At her remark Nils' expression hardened, his glare narrowing with a sharp, almost predatory intensity. The subtle movement, though silent, was a clear warning, an exhausted patience. The angel froze as her eyes flicked between Nils and the wand in his grip. A long pause lingered in the air, punctuated only by the faint hum of the oil lamps. Finally, she relented, with her voice stiff and measured she spoke, "… My name is —

Her divulgence hung in the space between them like a fragile thread, but Nils did not relax to her words. His crouched posture remained firm, his wand still pointed toward the floor while a crystal shard that came into sudden view lanced him through the chest. For an instant, Nils' world froze. His eyes widened as the sting of the impalement blooming as a roaring wave of pain that crashed through his mind. With the chill of the shard radiated through his frame, numbing his limbs even as blood spilled freely from the wound, soaking in the fine fabrics of his tailored suit. Each ragged breath came harder than the last, his chest heaving as air hissed through the punctured lung. The burning ache clawed at him, relentlessly, like a molten iron pressed onto the skin. He collapsed to the polished checkered floor with a thud, rendered immobile by the dual effects of both a severe loss of blood and the graveness of the ill-received wound, yet burning. The attack was swift. Precise. A death sentence delivered before he could even react.

"Foul play"...the thought burned through his hazy mind as darkness crept in at the edges of his vision.
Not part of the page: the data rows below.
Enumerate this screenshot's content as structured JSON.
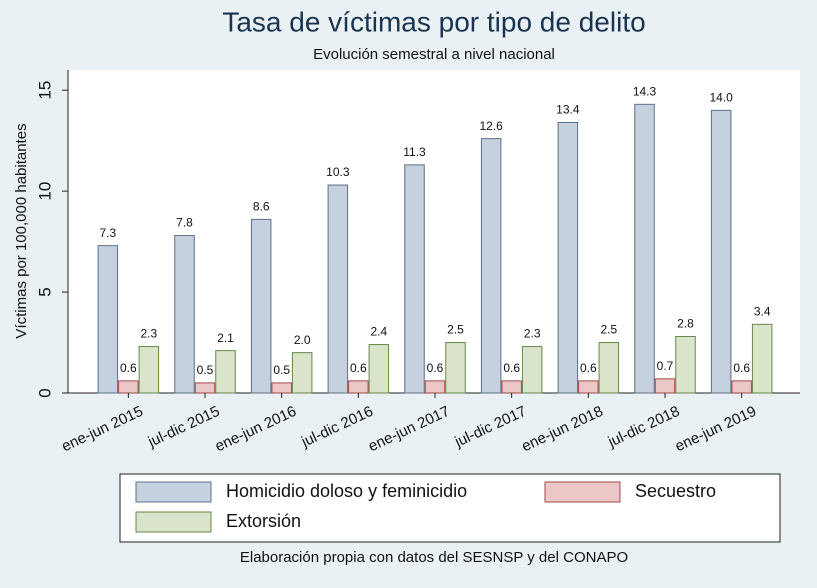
{
  "chart_data": {
    "type": "bar",
    "title": "Tasa de víctimas por tipo de delito",
    "subtitle": "Evolución semestral a nivel nacional",
    "y_label": "Víctimas por 100,000 habitantes",
    "note": "Elaboración propia con datos del SESNSP y del CONAPO",
    "categories": [
      "ene-jun 2015",
      "jul-dic 2015",
      "ene-jun 2016",
      "jul-dic 2016",
      "ene-jun 2017",
      "jul-dic 2017",
      "ene-jun 2018",
      "jul-dic 2018",
      "ene-jun 2019"
    ],
    "series": [
      {
        "name": "Homicidio doloso y feminicidio",
        "color": "#c6d1e0",
        "values": [
          7.3,
          7.8,
          8.6,
          10.3,
          11.3,
          12.6,
          13.4,
          14.3,
          14.0
        ],
        "value_labels": [
          "7.3",
          "7.8",
          "8.6",
          "10.3",
          "11.3",
          "12.6",
          "13.4",
          "14.3",
          "14.0"
        ]
      },
      {
        "name": "Secuestro",
        "color": "#ebc7c7",
        "values": [
          0.6,
          0.5,
          0.5,
          0.6,
          0.6,
          0.6,
          0.6,
          0.7,
          0.6
        ]
      },
      {
        "name": "Extorsión",
        "color": "#d9e4cb",
        "values": [
          2.3,
          2.1,
          2.0,
          2.4,
          2.5,
          2.3,
          2.5,
          2.8,
          3.4
        ],
        "value_labels": [
          "2.3",
          "2.1",
          "2.0",
          "2.4",
          "2.5",
          "2.3",
          "2.5",
          "2.8",
          "3.4"
        ]
      }
    ],
    "ylim": [
      0,
      16
    ],
    "yticks": [
      0,
      5,
      10,
      15
    ],
    "grid": false,
    "legend": "bottom"
  }
}
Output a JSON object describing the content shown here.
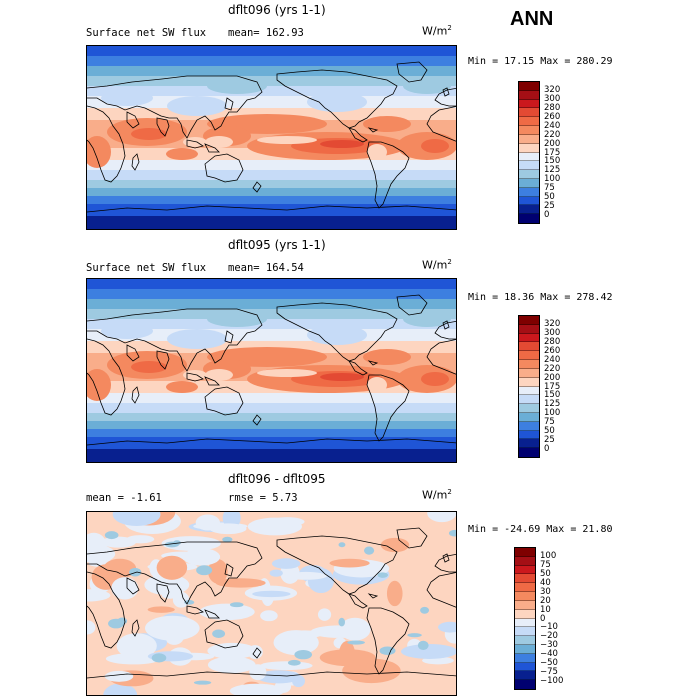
{
  "season": "ANN",
  "panels": [
    {
      "title": "dflt096 (yrs 1-1)",
      "left_label": "Surface net SW flux",
      "stat_label": "mean= 162.93",
      "units_base": "W/m",
      "units_exp": "2",
      "minmax": "Min =  17.15 Max = 280.29",
      "kind": "abs",
      "levels": [
        "320",
        "300",
        "280",
        "260",
        "240",
        "220",
        "200",
        "175",
        "150",
        "125",
        "100",
        "75",
        "50",
        "25",
        "0"
      ]
    },
    {
      "title": "dflt095 (yrs 1-1)",
      "left_label": "Surface net SW flux",
      "stat_label": "mean= 164.54",
      "units_base": "W/m",
      "units_exp": "2",
      "minmax": "Min =  18.36 Max = 278.42",
      "kind": "abs",
      "levels": [
        "320",
        "300",
        "280",
        "260",
        "240",
        "220",
        "200",
        "175",
        "150",
        "125",
        "100",
        "75",
        "50",
        "25",
        "0"
      ]
    },
    {
      "title": "dflt096 - dflt095",
      "left_label": "mean =   -1.61",
      "stat_label": "rmse =    5.73",
      "units_base": "W/m",
      "units_exp": "2",
      "minmax": "Min = -24.69 Max =  21.80",
      "kind": "diff",
      "levels": [
        "100",
        "75",
        "50",
        "40",
        "30",
        "20",
        "10",
        "0",
        "−10",
        "−20",
        "−30",
        "−40",
        "−50",
        "−75",
        "−100"
      ]
    }
  ],
  "colors": {
    "scale": [
      "#7f0000",
      "#a50f15",
      "#cb181d",
      "#e34a33",
      "#ef6a45",
      "#f4895f",
      "#f9ad8a",
      "#fdd5c0",
      "#e7eef9",
      "#c6dbf7",
      "#9ecae1",
      "#6baed6",
      "#3d7fe0",
      "#1f55d6",
      "#08208f",
      "#000070"
    ]
  }
}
He struggled to cling to consciousness, to piece together what had gone wrong "you lured me into a false sense of security...made me lower my guard...only to cast...while I..".

His thoughts faltered, fragments slipping away as numbness consumed him while the wand slipped from his fingers and clattered uselessly against the floor.

Before the embrace of death had fully enveloped him, Nils heard the fainting voice of the angel as if she were a great distance away "Know this art-student..." she paused and retreated her bare feet from the spreading pool of blood "you were at fault for your own death".